The United States: The veil has not been an issue in the United States as it has been in Europe. The First Amendment forbids government from interfering with individuals’ religious preferences or dress. Students wear the veil in public schools or state colleges largely without controversy.
The case of Sultaana Freeman, an American convert to Islam (formerly known as Sandra Kellar) who started wearing a veil in 1997, is an exception. Her veil covered all but her eyes. She refused to take it off for a driver’s license photo and sued the state of Florida, where she was a resident, when it revoked her previous license (that photo, taken before 2001, had been taken with the veil on). A federal court judge ruled in 2003 that the state could compel Freeman to remove the veil for the license photo.
Canada: As in the United States, the veil has not been much of an issue in Canada, minor exceptions aside. Muslim students wear the veil to school and state employees wear it to work. But in 2007, an 11-year-old Muslim girl from Ottawa was thrown out of a soccer tournament for refusing to remove her head scarf during play. The International Football Association Board upheld the ejection. Later that year, the province of Quebec, then Canadian federal authorities, ruled that Muslim women wearing the full-face-covering veil had to remove it when ascertaining their identity before voting.
France: Wearing the veil in state schools is banned. Legislation was passed in March 2004 regulating the wearing of signs or dress manifesting a religious affiliation in State primary and secondary schools. The legislation states: “In State primary and secondary schools, the wearing of signs or dress by which pupils overtly manifest a religious affiliation is prohibited. The school rules shall state that the institution of disciplinary proceedings shall be preceded by dialogue with the pupil.” The law applies to all state schools and educational institutions, but not to state universities.
Belgium: No general ban on wearing religious signs at school. A 1994 decree stipulates that education shall be neutral within the French Community of Belgium, which includes a heavy concentration of Turkish immigrants. Pupils are in principle allowed to wear religious signs. However, they may do so only if human rights, the reputation of others, national security, public order, and public health and morals are protected and internal rules complied with. Teachers may not permit religious or philosophical proselytism under their authority. The Flemish Community has no uniform policy on whether to allow religious or philosophical signs to be worn in schools. Some do, others do not.
Germany: The debate in Germany focused on whether teachers should be allowed to wear the veil. In a case between teacher Fereshta Ludin and the state of Baden-Württemberg, Germany’s Constitutional Court ruled in September 2003 that absent an explicit prohibition written into law, teachers were entitled to wear the headscarf. That meant Ludin, who was originally from Afghanistan, won the right to wear the headscarf—while the state also had the right to draft a law banning it in state schools. Germany’s population icnludes about 3.5 million mainly Turkish Muslims.

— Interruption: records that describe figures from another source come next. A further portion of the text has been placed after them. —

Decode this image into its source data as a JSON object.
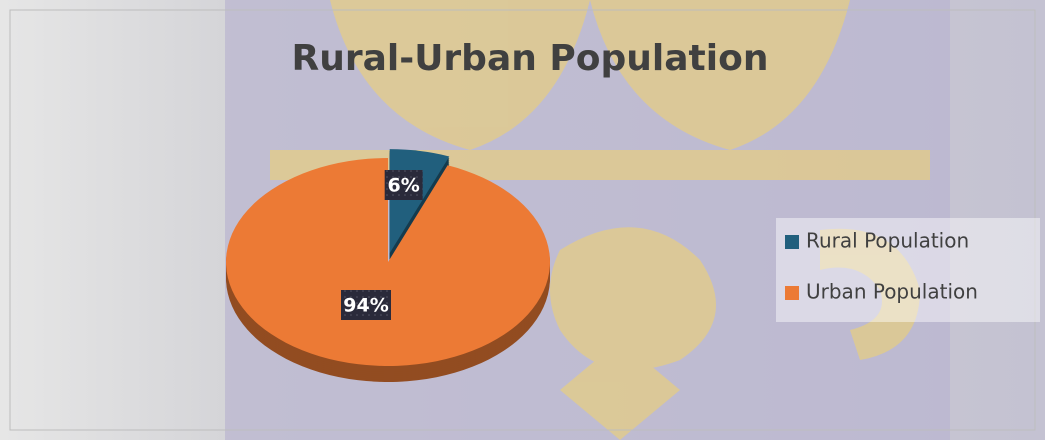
{
  "chart_data": {
    "type": "pie",
    "title": "Rural-Urban Population",
    "categories": [
      "Rural Population",
      "Urban Population"
    ],
    "values": [
      6,
      94
    ],
    "value_labels": [
      "6%",
      "94%"
    ],
    "colors": [
      "#215f7d",
      "#ec7a35"
    ],
    "legend": "right"
  }
}
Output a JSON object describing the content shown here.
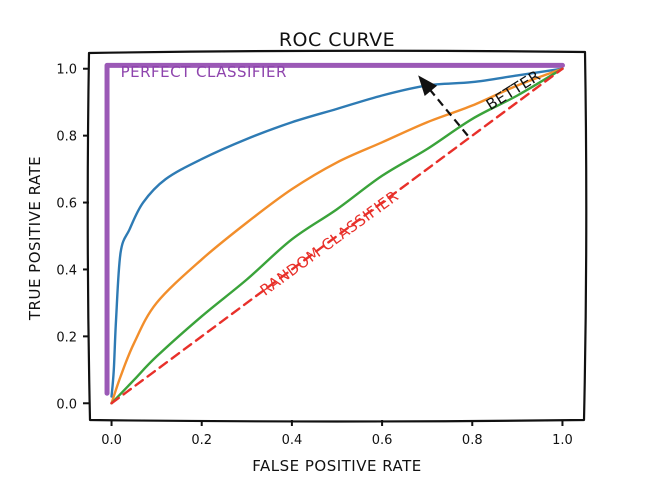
{
  "chart_data": {
    "type": "line",
    "title": "ROC CURVE",
    "xlabel": "FALSE POSITIVE RATE",
    "ylabel": "TRUE POSITIVE RATE",
    "xlim": [
      -0.05,
      1.05
    ],
    "ylim": [
      -0.05,
      1.05
    ],
    "xticks": [
      "0.0",
      "0.2",
      "0.4",
      "0.6",
      "0.8",
      "1.0"
    ],
    "yticks": [
      "0.0",
      "0.2",
      "0.4",
      "0.6",
      "0.8",
      "1.0"
    ],
    "grid": false,
    "legend": "none",
    "series": [
      {
        "name": "PERFECT CLASSIFIER",
        "color": "#9b59b6",
        "dash": "solid",
        "points": [
          [
            -0.01,
            0.03
          ],
          [
            -0.01,
            1.01
          ],
          [
            1.0,
            1.01
          ]
        ]
      },
      {
        "name": "",
        "color": "#2e7bb4",
        "dash": "solid",
        "points": [
          [
            0.0,
            0.02
          ],
          [
            0.005,
            0.1
          ],
          [
            0.01,
            0.25
          ],
          [
            0.02,
            0.45
          ],
          [
            0.04,
            0.52
          ],
          [
            0.07,
            0.6
          ],
          [
            0.12,
            0.67
          ],
          [
            0.2,
            0.73
          ],
          [
            0.3,
            0.79
          ],
          [
            0.4,
            0.84
          ],
          [
            0.5,
            0.88
          ],
          [
            0.6,
            0.92
          ],
          [
            0.7,
            0.95
          ],
          [
            0.8,
            0.96
          ],
          [
            0.9,
            0.98
          ],
          [
            1.0,
            1.0
          ]
        ]
      },
      {
        "name": "",
        "color": "#f28e2b",
        "dash": "solid",
        "points": [
          [
            0.0,
            0.0
          ],
          [
            0.02,
            0.08
          ],
          [
            0.05,
            0.18
          ],
          [
            0.1,
            0.3
          ],
          [
            0.2,
            0.43
          ],
          [
            0.3,
            0.54
          ],
          [
            0.4,
            0.64
          ],
          [
            0.5,
            0.72
          ],
          [
            0.6,
            0.78
          ],
          [
            0.7,
            0.84
          ],
          [
            0.8,
            0.89
          ],
          [
            0.9,
            0.95
          ],
          [
            1.0,
            1.0
          ]
        ]
      },
      {
        "name": "",
        "color": "#3aa33a",
        "dash": "solid",
        "points": [
          [
            0.0,
            0.0
          ],
          [
            0.05,
            0.07
          ],
          [
            0.1,
            0.14
          ],
          [
            0.2,
            0.26
          ],
          [
            0.3,
            0.37
          ],
          [
            0.4,
            0.49
          ],
          [
            0.5,
            0.58
          ],
          [
            0.6,
            0.68
          ],
          [
            0.7,
            0.76
          ],
          [
            0.8,
            0.85
          ],
          [
            0.9,
            0.92
          ],
          [
            1.0,
            1.0
          ]
        ]
      },
      {
        "name": "RANDOM CLASSIFIER",
        "color": "#e8302a",
        "dash": "dashed",
        "points": [
          [
            0.0,
            0.0
          ],
          [
            0.2,
            0.2
          ],
          [
            0.4,
            0.4
          ],
          [
            0.6,
            0.6
          ],
          [
            0.8,
            0.8
          ],
          [
            1.0,
            1.0
          ]
        ]
      }
    ],
    "annotations": [
      {
        "text": "PERFECT CLASSIFIER",
        "x": 0.02,
        "y": 0.975,
        "color": "#8e44ad",
        "rotation": 0
      },
      {
        "text": "RANDOM CLASSIFIER",
        "x": 0.34,
        "y": 0.32,
        "color": "#e8302a",
        "rotation": -36
      },
      {
        "text": "BETTER",
        "x": 0.84,
        "y": 0.875,
        "color": "#111111",
        "rotation": -32
      }
    ],
    "arrow": {
      "from": [
        0.79,
        0.8
      ],
      "to": [
        0.68,
        0.98
      ],
      "color": "#111111"
    }
  }
}
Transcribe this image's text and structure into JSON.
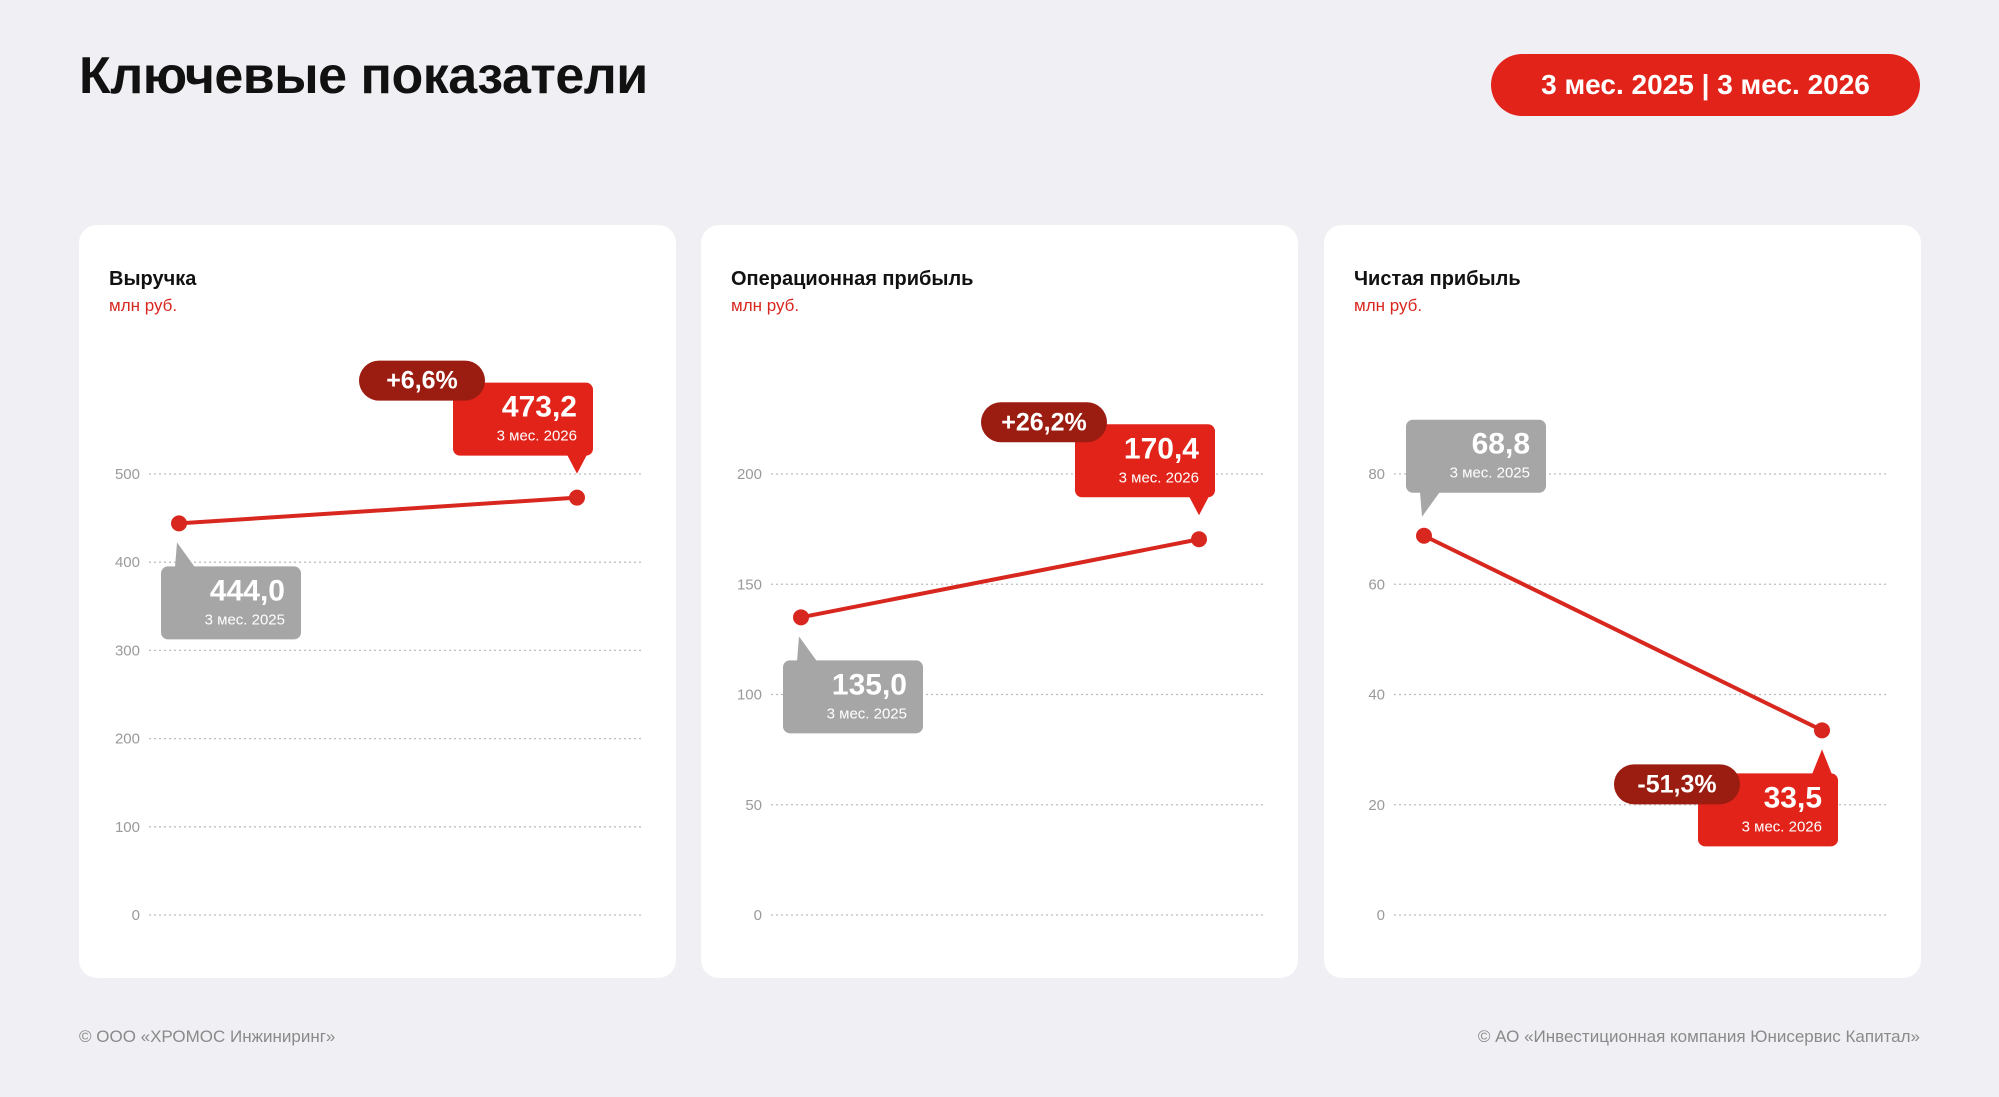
{
  "header": {
    "title": "Ключевые показатели",
    "period": "3 мес. 2025 | 3 мес. 2026"
  },
  "colors": {
    "accent": "#E2231A",
    "change_badge": "#9B1D12",
    "prior_callout": "#A6A6A6",
    "line": "#D8271F"
  },
  "chart_data": [
    {
      "type": "line",
      "title": "Выручка",
      "ylabel": "млн руб.",
      "ylim": [
        0,
        500
      ],
      "yticks": [
        0,
        100,
        200,
        300,
        400,
        500
      ],
      "ytick_labels": [
        "0",
        "100",
        "200",
        "300",
        "400",
        "500"
      ],
      "grid": true,
      "x": [
        "3 мес. 2025",
        "3 мес. 2026"
      ],
      "values": [
        444.0,
        473.2
      ],
      "value_labels": [
        "444,0",
        "473,2"
      ],
      "change": "+6,6%"
    },
    {
      "type": "line",
      "title": "Операционная прибыль",
      "ylabel": "млн руб.",
      "ylim": [
        0,
        200
      ],
      "yticks": [
        0,
        50,
        100,
        150,
        200
      ],
      "ytick_labels": [
        "0",
        "50",
        "100",
        "150",
        "200"
      ],
      "grid": true,
      "x": [
        "3 мес. 2025",
        "3 мес. 2026"
      ],
      "values": [
        135.0,
        170.4
      ],
      "value_labels": [
        "135,0",
        "170,4"
      ],
      "change": "+26,2%"
    },
    {
      "type": "line",
      "title": "Чистая прибыль",
      "ylabel": "млн руб.",
      "ylim": [
        0,
        80
      ],
      "yticks": [
        0,
        20,
        40,
        60,
        80
      ],
      "ytick_labels": [
        "0",
        "20",
        "40",
        "60",
        "80"
      ],
      "grid": true,
      "x": [
        "3 мес. 2025",
        "3 мес. 2026"
      ],
      "values": [
        68.8,
        33.5
      ],
      "value_labels": [
        "68,8",
        "33,5"
      ],
      "change": "-51,3%"
    }
  ],
  "footer": {
    "left": "© ООО «ХРОМОС Инжиниринг»",
    "right": "© АО «Инвестиционная компания Юнисервис Капитал»"
  }
}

The Vatican : In November 2006, the Vatican took the sides in the debate by backing European governments that promulgate laws forbidding the wearing of the veil. Cardinal Renato Martino, the Vatican’s highest authority on immigration issues, called for the better integration of immigrants everywhere, but also termed it « elementary » and « quite right » that authorities would demand the removal of veils on state grounds.
Austria: No legislation governing the wearing of headscarves, turbans or the kippa.
United Kingdom: A tolerant attitude toward students wearing religious signs, especially the Muslim veil, is giving way to restrictions. In march 2007, Education Secretary Alan Johnson gave state schools authority to ban the wearing of Muslim veils on “safety, security and teaching” grounds. The policy, however, applies only to full-face-covering veils, not to mere head scarves.
In 2006, a British appeals court ruled that Shabina Begum’s human rights were violated when the 17 year old was banned from wearing a head-to-toe jilbab to school. But in Match 2006 the House of Lords overturned that decision. In October 2006, then-Prime Minister Tony Blair criticized the veil as a “mark of separation” that “makes other people from outside the community feel uncomfortable.”
Spain: No statutory prohibition on students wearing religious head coverings in state schools. Two royal decrees dating back to 1996 give primary and secondary schools the authority to precise dress codes. But generally speaking, state schools allow the headscarf to be worn.